Psychologische behandeling voor psychose wordt beter, maar kampt ook met uitdagingen. Veel patiënten gaan niet echt de verbinding met de therapie aan en het aantal afvallers is behoorlijk groot. Wat zijn de verwachtingen en overtuigingen van jonge patiënten in de eerste fasen van hun ziek-zijn over psychologische behandeling? En welke rol speelt dat in het effect van de therapie?
Studies naar medicatietrouw bij psychose zijn er genoeg: naar verwachtingen, overtuigingen en attitude-aspecten en het effect daarvan op medicatie-inname. Maar, zo blijkt uit een eerdere meta-analyse (Holding, Gregg, & Haddock, 2016), bij psychologische behandelingen van psychose ontbreken deze studies nagenoeg geheel of ze vertonen methodologische problemen die een te rooskleurig beeld opleveren. Zo zijn therapie-attitudes vooral onderzocht bij patiënten die behandeling gevolgd hebben en niet bij de drop-outs of therapie-weigeraars. Daarom besloten de auteurs een eigen onderzoek te starten om de leemte te vullen.
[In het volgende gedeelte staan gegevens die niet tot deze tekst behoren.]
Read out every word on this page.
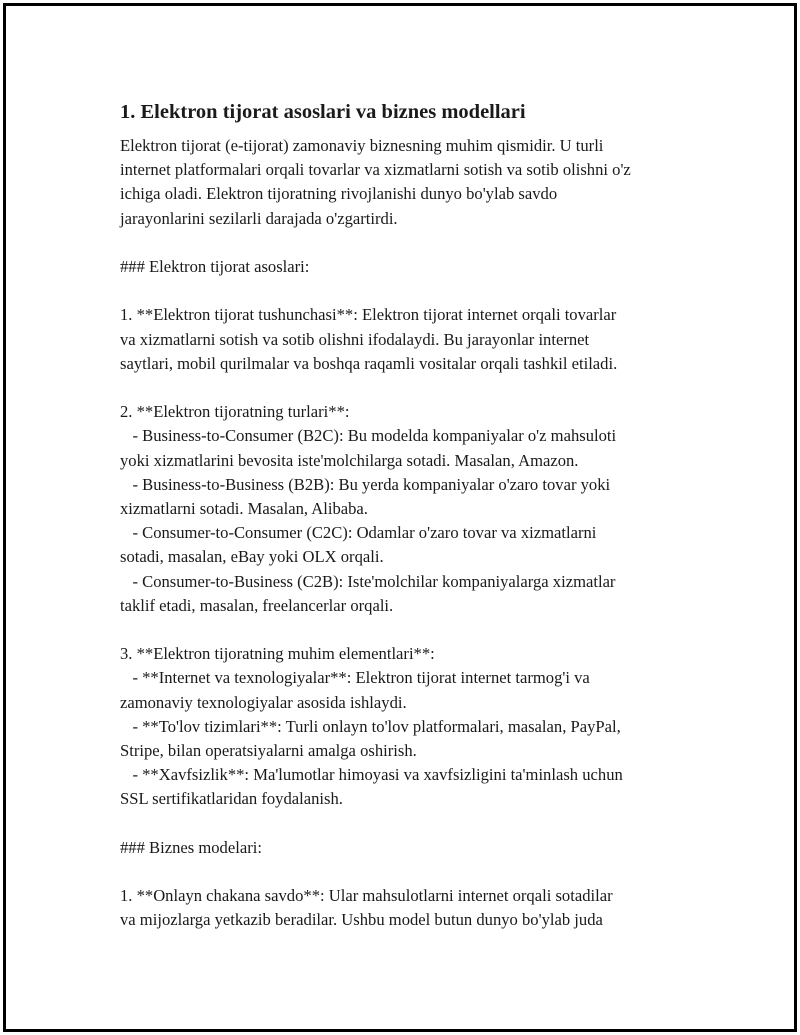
1. Elektron tijorat asoslari va biznes modellari

Elektron tijorat (e-tijorat) zamonaviy biznesning muhim qismidir. U turli
internet platformalari orqali tovarlar va xizmatlarni sotish va sotib olishni o'z
ichiga oladi. Elektron tijoratning rivojlanishi dunyo bo'ylab savdo
jarayonlarini sezilarli darajada o'zgartirdi.

### Elektron tijorat asoslari:

1. **Elektron tijorat tushunchasi**: Elektron tijorat internet orqali tovarlar
va xizmatlarni sotish va sotib olishni ifodalaydi. Bu jarayonlar internet
saytlari, mobil qurilmalar va boshqa raqamli vositalar orqali tashkil etiladi.

2. **Elektron tijoratning turlari**:
- Business-to-Consumer (B2C): Bu modelda kompaniyalar o'z mahsuloti
yoki xizmatlarini bevosita iste'molchilarga sotadi. Masalan, Amazon.
- Business-to-Business (B2B): Bu yerda kompaniyalar o'zaro tovar yoki
xizmatlarni sotadi. Masalan, Alibaba.
- Consumer-to-Consumer (C2C): Odamlar o'zaro tovar va xizmatlarni
sotadi, masalan, eBay yoki OLX orqali.
- Consumer-to-Business (C2B): Iste'molchilar kompaniyalarga xizmatlar
taklif etadi, masalan, freelancerlar orqali.

3. **Elektron tijoratning muhim elementlari**:
- **Internet va texnologiyalar**: Elektron tijorat internet tarmog'i va
zamonaviy texnologiyalar asosida ishlaydi.
- **To'lov tizimlari**: Turli onlayn to'lov platformalari, masalan, PayPal,
Stripe, bilan operatsiyalarni amalga oshirish.
- **Xavfsizlik**: Ma'lumotlar himoyasi va xavfsizligini ta'minlash uchun
SSL sertifikatlaridan foydalanish.

### Biznes modelari:

1. **Onlayn chakana savdo**: Ular mahsulotlarni internet orqali sotadilar
va mijozlarga yetkazib beradilar. Ushbu model butun dunyo bo'ylab juda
Dertig deelnemers uit vijf verschillende VIP teams (Early Intervention Services) met uiteenlopende geschiedenissen/ervaringen met psychologische behandeling, kregen 64 stellingen over verwachtingen, overtuigingen en attitudes. De 64 vragen waren gebaseerd op literatuur-research (27 studies leverden 245 cognities op) en op de uitkomsten van semi-gestructureerde interviews van 11 patiënten die aan een eerdere studie hadden deelgenomen (de ReCAP trial; dit leverde 64 cognities op). Schaven en schiften (identieke items eruit, taalkundige gedrochten eruit, inhoudelijke check, e.d.) leverde de gebruikte vragenset van 64 items op. Deze set werd de Q-set genoemd, naar de achterliggende Q-methodologie. De Q-methodologie is een mix van kwalitatieve en kwantitatieve onderzoekstechnieken, specifiek bedoeld is om opvattingen en belevingen te bestuderen door deze te helpen clusteren in typologieën van verschillende meningen en houdingen. Deelnemers moesten de stellingen sorteren in onderstaande figuur met 64 vakken (de Q-sort respons matrix).
-6 -5 -4 -3 -2 -1 0 +1 +2 +3 +4 +5 +6
Most Disagree With Neutral/No Strong Feeling Most Agree With
Behalve de Q-set werden ook demografische aspecten, de therapiegeschiedenissen, geschiedenis van middelengebruik en zelfrapportage van psychotische symptomen gebruikt.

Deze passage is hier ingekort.